Crossing the street from the magical doorway in time and walking up the pavement (sidewalk) brought us to this tiny police station. The church is out of sight just to the right. You can see the corner of the churchyard wall there...
...and looking back the way we've come. The main or high street of Brewood is lined with interesting little shops.
My favorite boater taking a break on our way to the Cooperative store for a few groceries.
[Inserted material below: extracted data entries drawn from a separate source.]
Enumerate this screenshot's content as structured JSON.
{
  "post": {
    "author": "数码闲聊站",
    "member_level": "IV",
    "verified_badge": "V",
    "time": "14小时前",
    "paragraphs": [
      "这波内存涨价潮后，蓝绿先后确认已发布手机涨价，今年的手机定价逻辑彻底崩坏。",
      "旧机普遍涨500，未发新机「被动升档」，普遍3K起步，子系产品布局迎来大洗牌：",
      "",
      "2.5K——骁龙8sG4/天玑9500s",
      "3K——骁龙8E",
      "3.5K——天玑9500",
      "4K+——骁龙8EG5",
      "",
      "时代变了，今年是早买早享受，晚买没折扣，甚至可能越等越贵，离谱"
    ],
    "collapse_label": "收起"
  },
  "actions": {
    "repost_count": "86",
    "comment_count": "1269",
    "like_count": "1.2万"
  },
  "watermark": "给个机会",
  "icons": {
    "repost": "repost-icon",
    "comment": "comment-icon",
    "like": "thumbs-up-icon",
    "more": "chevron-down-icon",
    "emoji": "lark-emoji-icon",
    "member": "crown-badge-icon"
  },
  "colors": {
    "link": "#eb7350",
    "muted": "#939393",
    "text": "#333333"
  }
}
This is the water trough and village water pump which appears in the 1800's black and white picture near the top of this post. The Cooperative food store is across the street.
on our way back now, Les leads the way..
..."this is a public footpath and it is an offense to ride motor cycles and horses beyond this point..."
Back down the long, narrow pathway...
where Dear Sir waits for me to catch up.
Les with one of our many reusable grocery bags in hand. He is standing in front of a very old hedge which blocks the view across the fields to the canal. 
Back down the lane, past the school to the bridge and back into the 21st century.
 Les walks down the public footpath...
 which connects at the bottom with the towpath on the Shroppie.

 Back under School bridge we walk..
 getting a horse's eye view of the rubbing strake which caught the friction of the rope leading the horses which used to pull the canal boats before the age of the engine. 
 Here is a close up of the gouges in the metal from the ropes!  
Home again, home again to NB Valerie.
Now my American family and friends have an idea of life on the cut. Everything we have on board must be located, procured, and carried back on foot!